- Product Reviews
- Gear Guides
- Tip and Tutorials
- Adorama TV
We take the two newest Lensbaby optic swap lenses out for a quick swing.
I've been a huge fan of the Lensbaby line of bendy, sweet-spotted lenses since they first launched way back when a few years ago and I've finally found a few minutes to take the two newest members of the ever-expanding Optic Swap tribe out for some experimenting.
The Fisheye Optic has a field of view of about 160º and records a circular image with deliberate light bleed-out on full-frame lenses. On APS-H and APS-C SLRs the Fisheye still takes in approximately 160º,and there is some edge of frame vignetting, again with that cool light bleed when there's really hot elements in the frame. But it's not a full circular image.
(Our sample shots with the Fisheye Optic were captured with the Pentax K-7, many with in-camera HDR mode to deal with the very wide range of light in the 160º coverage. We'll update the gallery with some more shots the next time we've got a full-frame camera in for a field test.)
As this is a Lensbaby, the aperture is changed manually, but it is important to note the the Fisheye apertures are a slightly smaller size than the magnetic aperture rings, and to change the ap size on the Fisheye, you've got to remove the front lens element and drop them in. As you may have guessed, the Fisheye optic is sharpest at the center, and gets more distorted the nearer to the edges of the image circle. It can be a bit of a challenge to get the optic swap tool to pop the Fisheye out of the Composer, and it can also take some doing to remove the front element to swap apertures when the Fisheye/Composer combo is mounted on an SLR.
The Soft focus Optic swap lens, is, somewhat ironically, perhaps the sharpest lens in the Optic Swap line-up–from an edge-to-edge perspective, at least. Like the Pinhole/Zone Plate Optic, the Soft Focus lens is a flat-field lens–meaning it is equally sharp edge-to-edge and doesn't have a curved field like the Double and Single Glass, Plastic, and Fisheye Optics.
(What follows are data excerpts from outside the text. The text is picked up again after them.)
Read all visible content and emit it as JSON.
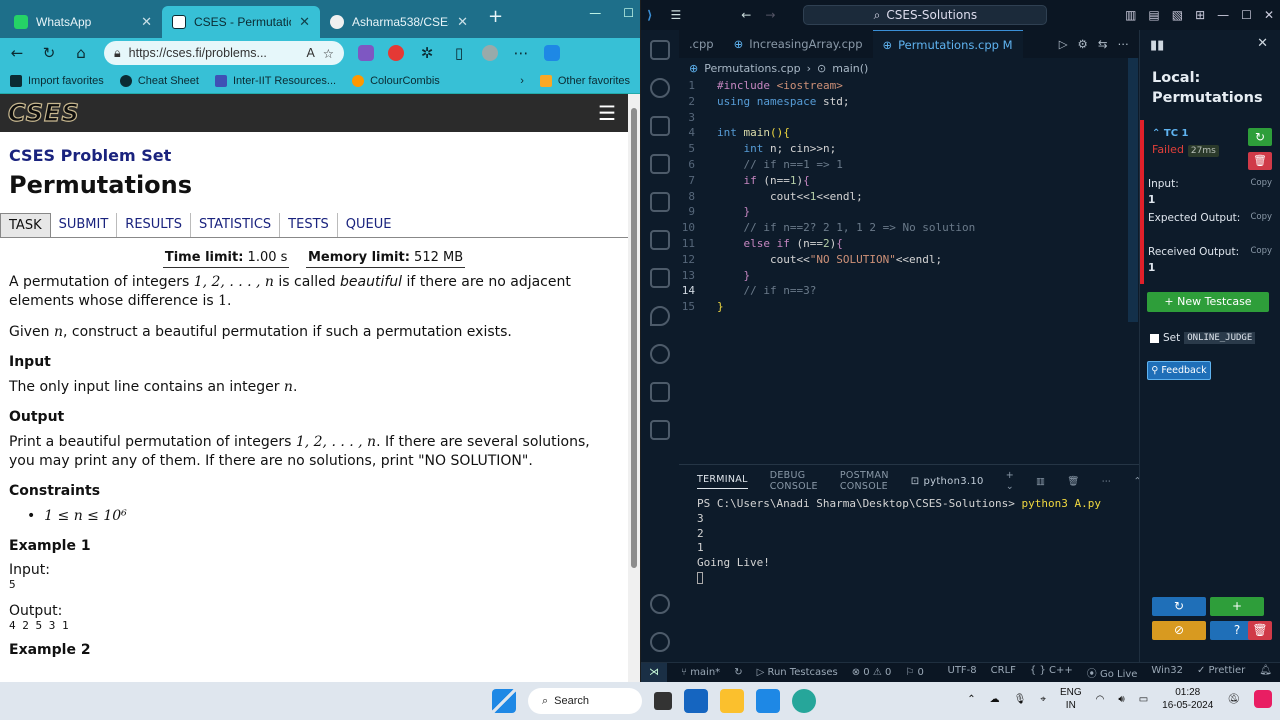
{
  "browser": {
    "tabs": [
      {
        "title": "WhatsApp",
        "active": false,
        "favicon_color": "#25d366"
      },
      {
        "title": "CSES - Permutations",
        "active": true,
        "favicon_color": "#ffffff"
      },
      {
        "title": "Asharma538/CSES-So",
        "active": false,
        "favicon_color": "#f0f0f0"
      }
    ],
    "url": "https://cses.fi/problems...",
    "bookmarks": [
      "Import favorites",
      "Cheat Sheet",
      "Inter-IIT Resources...",
      "ColourCombis",
      "Other favorites"
    ]
  },
  "cses": {
    "logo": "CSES",
    "problem_set": "CSES Problem Set",
    "title": "Permutations",
    "tabs": [
      "TASK",
      "SUBMIT",
      "RESULTS",
      "STATISTICS",
      "TESTS",
      "QUEUE"
    ],
    "time_label": "Time limit:",
    "time_value": "1.00 s",
    "memory_label": "Memory limit:",
    "memory_value": "512 MB",
    "p1a": "A permutation of integers ",
    "p1math": "1, 2, . . . , n",
    "p1b": " is called ",
    "p1em": "beautiful",
    "p1c": " if there are no adjacent elements whose difference is ",
    "p1one": "1",
    "p1d": ".",
    "p2a": "Given ",
    "p2n": "n",
    "p2b": ", construct a beautiful permutation if such a permutation exists.",
    "input_h": "Input",
    "input_a": "The only input line contains an integer ",
    "input_n": "n",
    "input_b": ".",
    "output_h": "Output",
    "output_a": "Print a beautiful permutation of integers ",
    "output_math": "1, 2, . . . , n",
    "output_b": ". If there are several solutions, you may print any of them. If there are no solutions, print \"NO SOLUTION\".",
    "constraints_h": "Constraints",
    "constraint": "1 ≤ n ≤ 10⁶",
    "example1_h": "Example 1",
    "ex_input_label": "Input:",
    "ex_input": "5",
    "ex_output_label": "Output:",
    "ex_output": "4 2 5 3 1",
    "example2_h": "Example 2"
  },
  "vscode": {
    "search": "CSES-Solutions",
    "tabs": [
      ".cpp",
      "IncreasingArray.cpp",
      "Permutations.cpp  M"
    ],
    "breadcrumb_file": "Permutations.cpp",
    "breadcrumb_fn": "main()",
    "panel_tabs": [
      "TERMINAL",
      "DEBUG CONSOLE",
      "POSTMAN CONSOLE"
    ],
    "shell": "python3.10",
    "terminal": [
      "PS C:\\Users\\Anadi Sharma\\Desktop\\CSES-Solutions> ",
      "3",
      "2",
      "1",
      "Going Live!"
    ],
    "terminal_cmd": "python3 A.py",
    "status": {
      "branch": "main*",
      "run": "Run Testcases",
      "errors": "0",
      "warnings": "0",
      "ports": "0",
      "encoding": "UTF-8",
      "eol": "CRLF",
      "lang": "C++",
      "golive": "Go Live",
      "platform": "Win32",
      "prettier": "Prettier"
    }
  },
  "cph": {
    "title_line1": "Local:",
    "title_line2": "Permutations",
    "tc_name": "TC 1",
    "tc_status": "Failed",
    "tc_time": "27ms",
    "input_label": "Input:",
    "input_value": "1",
    "expected_label": "Expected Output:",
    "received_label": "Received Output:",
    "received_value": "1",
    "copy": "Copy",
    "new_testcase": "+ New Testcase",
    "set_label": "Set",
    "online_judge": "ONLINE_JUDGE",
    "feedback": "Feedback"
  },
  "taskbar": {
    "search": "Search",
    "lang_1": "ENG",
    "lang_2": "IN",
    "time": "01:28",
    "date": "16-05-2024"
  },
  "colors": {
    "browser_accent": "#37c0d6",
    "vscode_bg": "#0d1b2a",
    "fail_red": "#e0202a",
    "pass_green": "#2e9e3a"
  }
}
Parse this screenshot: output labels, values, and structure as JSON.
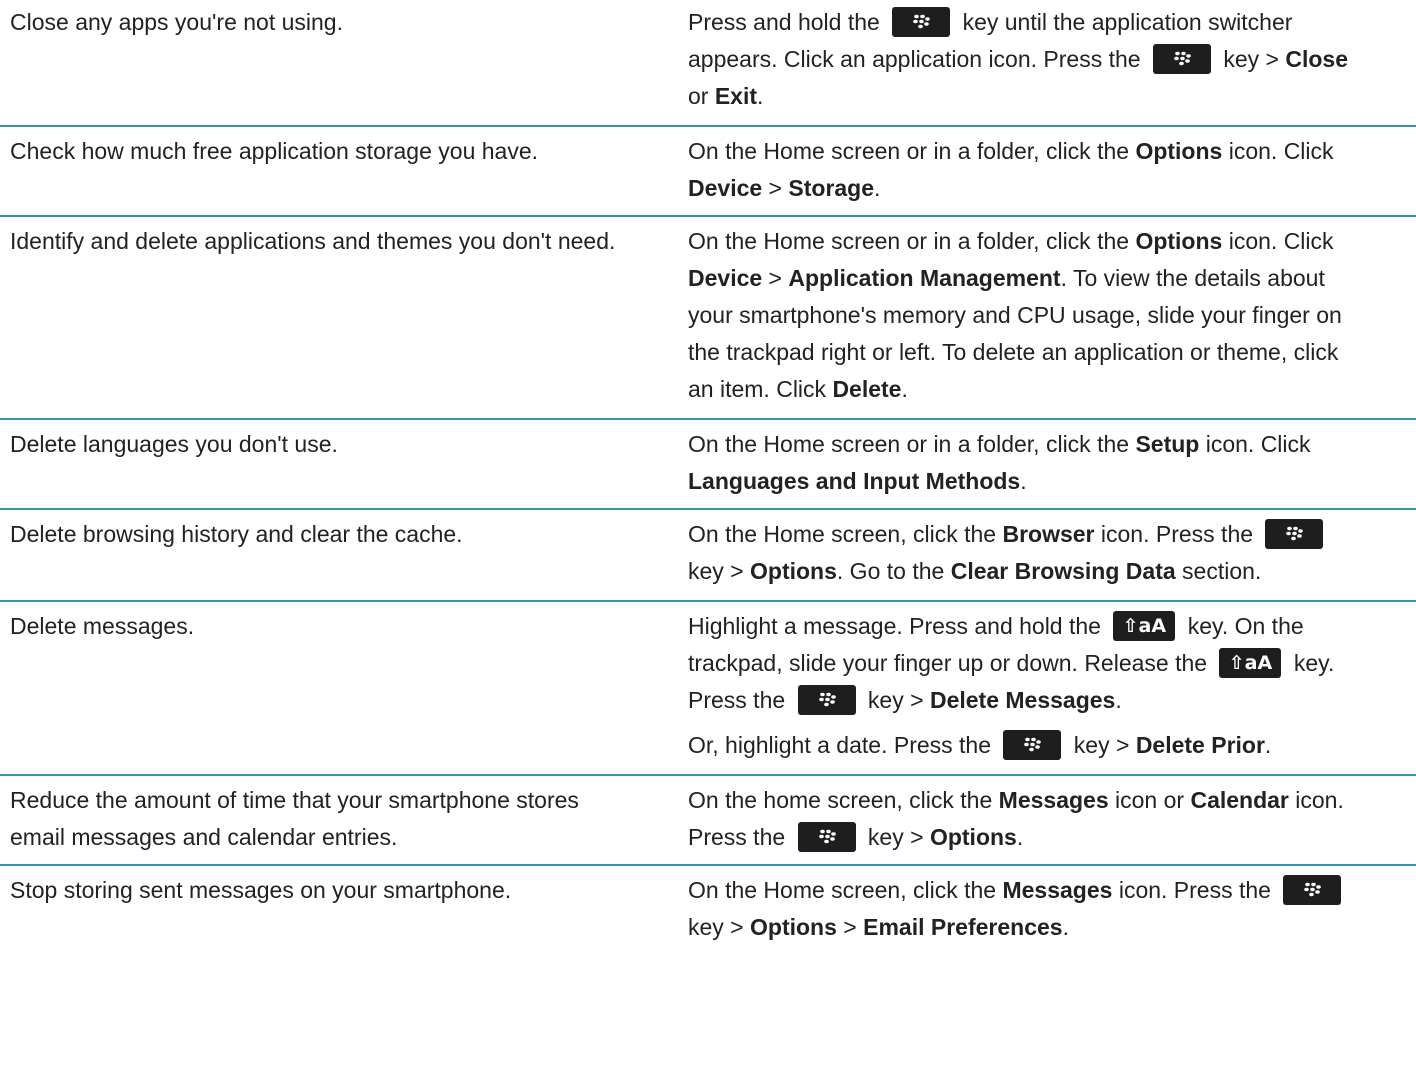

This new Optic is designed to give a diffused, yet crisp-edged feel to images. This breed of lenses is very flattering for portraiture, and has a different dreamy effect than many of the other Optic Swap pieces of glass (or plastic) in the lineup.
The Soft Focus lens ships with three special soft-focus drop-in apertures (as pictured) for different levels of the soft-focus feel, along with some basic single-holed aperture disks to stop down. But it my first experiments, the special soft-focus apertures are also cool for throwing lots of circles and patterns from specular highlights on the original curved-field Lensbaby Optics such as the Double Glass or Single Glass.
And conversely, the Soft Focus optic can be used with any pre-cut or custom creative apertures for throwing the specular highlights into different shapes, such as snowflakes, hearts, or whatever small design you can carve or punch into the magnetic rubbery discs.
All in all, these are two cool additions to the line of interchangeable optics available for the Lensbaby Optic Swap lenses that manage to complement the existing Optics without being redundant. Lensbaby deserves points for making a positive effect out of the negative space typical of circular fisheye images, and for existing Lensbaby owners, gaining the dreamy crisp-yet-diffused Soft Focus lens effect for well under $100 is a steal.
The Lensbaby vibe isn't for every photographer, but for those who dig it, there's a lot more to like with these two new optics.